0
Publicado el 28 Febrero, 2015 por Heriberto Rosabal en Opinión
 
 

Bañar La Habana

Por HERIBERTO ROSABAL

Hace ya bastante tiempo escribí que ni del cielo ni de China vendrá la solución del problema de la mala -¿pésima?- higiene pública de La Habana.

Basureros desbordados, vertimientos de albañales, tiraderos de escombros; envases vacíos de cristal, plástico, cartón y papel esparcidos por cualquier tramo de calle, parterre, solar yermo o parque; además de baches, derrumbes, despintes y salideros de agua, dan a muchos lugares de la ciudad una imagen decadente, apocalíptica a veces.

Evidentemente, los servicios comunales, su personal, equipos y demás recursos resultan insuficientes para evacuar en su totalidad miles de metros cúbicos de basura que producen cada día los más de dos millones de habitantes de la urbe, y no logran que esta tenga, en todos los lugares, una apariencia limpia y agradable.

Pero asimismo están el comportamiento incivilizado, la depredación, el absurdo afán destructivo, la indisciplina y la desidia de una parte de la ciudadanía -diríase que no son pocos, por el panorama descrito-, que agregan más mugre a la mugre.

Aquí mismo en BOHEMIA, en la sección llamada Puntillazos, son recurrentes las denuncias, a menudo con fotos, de vertederos y otros abandonos y fealdades que sin esfuerzo puede encontrar cualquiera, en cualquier barrio habanero. Basta salir de casa, y a veces ni falta hace salir, pues desde la ventana puede vislumbrarse qué huele tan mal.

Lo peor es que, como dicen, a todo se acostumbra uno. Afirmación que, aunque discutible, parece cierta en este caso. La sensibilidad, la capacidad de reacción y de acción se mellan, casi se extinguen, a fuerza de tropezar todos los días con la misma… mugre.

Prueba de esa merma es que ya no se ven tanto como en años atrás aquellas movilizaciones de los vecinos de la cuadra, del barrio, para chapear, ordenar, pintar, sembrar, barrer; para enderezar lo más posible la imagen del entorno cercano, entre guachipupas, pan con lo que sea y algún trago fuerte, que por algún lado siempre aparece. En no pocos lugares de la capital eso ya casi ni se recuerda.

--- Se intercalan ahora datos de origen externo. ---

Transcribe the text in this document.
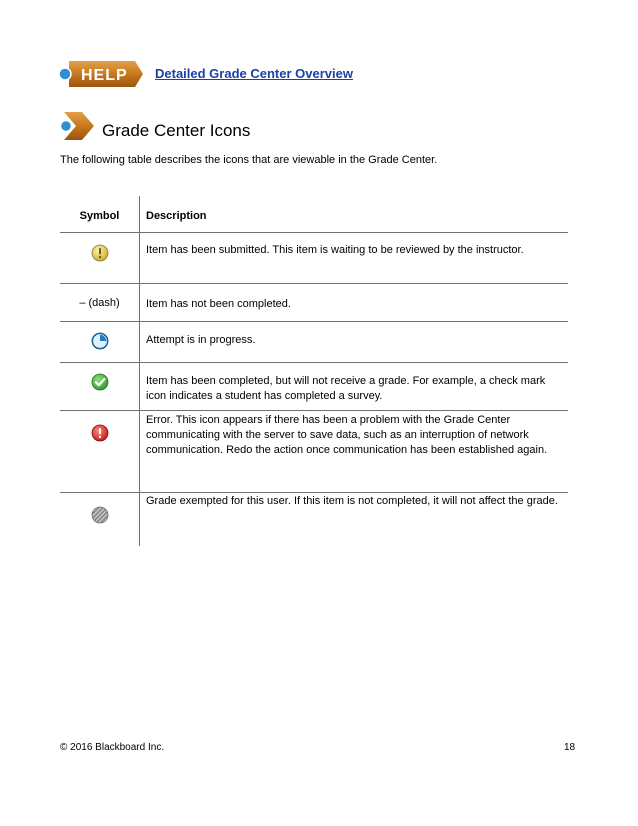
HELP Detailed Grade Center Overview
Grade Center Icons
The following table describes the icons that are viewable in the Grade Center.
Symbol	Description
Item has been submitted. This item is waiting to be reviewed by the instructor.
– (dash) Item has not been completed.
Attempt is in progress.
Item has been completed, but will not receive a grade. For example, a check mark icon indicates a student has completed a survey.
Error. This icon appears if there has been a problem with the Grade Center communicating with the server to save data, such as an interruption of network communication. Redo the action once communication has been established again.
Grade exempted for this user. If this item is not completed, it will not affect the grade.
© 2016 Blackboard Inc.	18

Por supuesto que con esa sola fórmula u otra parecida de participación popular, ciudadana, no se podría resolver el problema, que a veces requiere buldóceres y camiones, y diariamente precisa la ocupación eficiente de todo un sistema que para eso existe y cuenta con presupuesto, personal especializado, medios técnicos y otros recursos, aunque insuficientes según sus responsables.

Siendo este un problema tan físicamente público, que se materializa en los espacios comunes de la ciudad, todos tenemos que ver con él, de muchas maneras. Así, creo que hay que hacer más partícipe a la ciudadanía de la búsqueda de soluciones, por distintas vías: las comunidades; las entidades estatales y no estatales, incluidos cuentapropistas, arrendatarios y cooperativistas; las organizaciones de masa; los delegados del Poder Popular; las escuelas; el sistema de atención primaria de salud; cuerpos de inspección, autoridades policiales…

Parece muy difícil, pero no debe ser imposible coordinar de alguna manera a todos esos actores en función de mejorar la calidad de vida, que sería el resultado de una Habana más limpia y de mejor apariencia.

Una entidad como Servicios Comunales, digamos, bien puede buscar formas de comunicarse más directamente con la ciudadanía, no de manera uniforme o general, sino selectiva, allí donde más graves sean los problemas y necesarias la comprensión y cooperación del público para resolverlos.

Se dice a menudo La Habana, como un todo, sin pensar en las partes. Y La Habana, capital al fin, es vasta, sobrepoblada y diversa. Sus problemas, incluyendo el de la higiene pública, no son exactamente los mismos en Playa y Plaza de la Revolución que en La Lisa, San Miguel del Padrón o Marianao. Las respuestas tampoco tienen por qué ser únicas o iguales. Al menos, no en todos los sentidos.

Si enfoques como este ya han sido hechos, nadie se ofenda, pero hay que aplicarlos mejor, teniendo en cuenta cómo van las cosas. Lo que hay es que evitar el extremo fatal de la resignación, la aceptación del estado deplorable de la higiene en muchos espacios públicos de la ciudad como un mal sin remedio y hasta justificable, comprensible.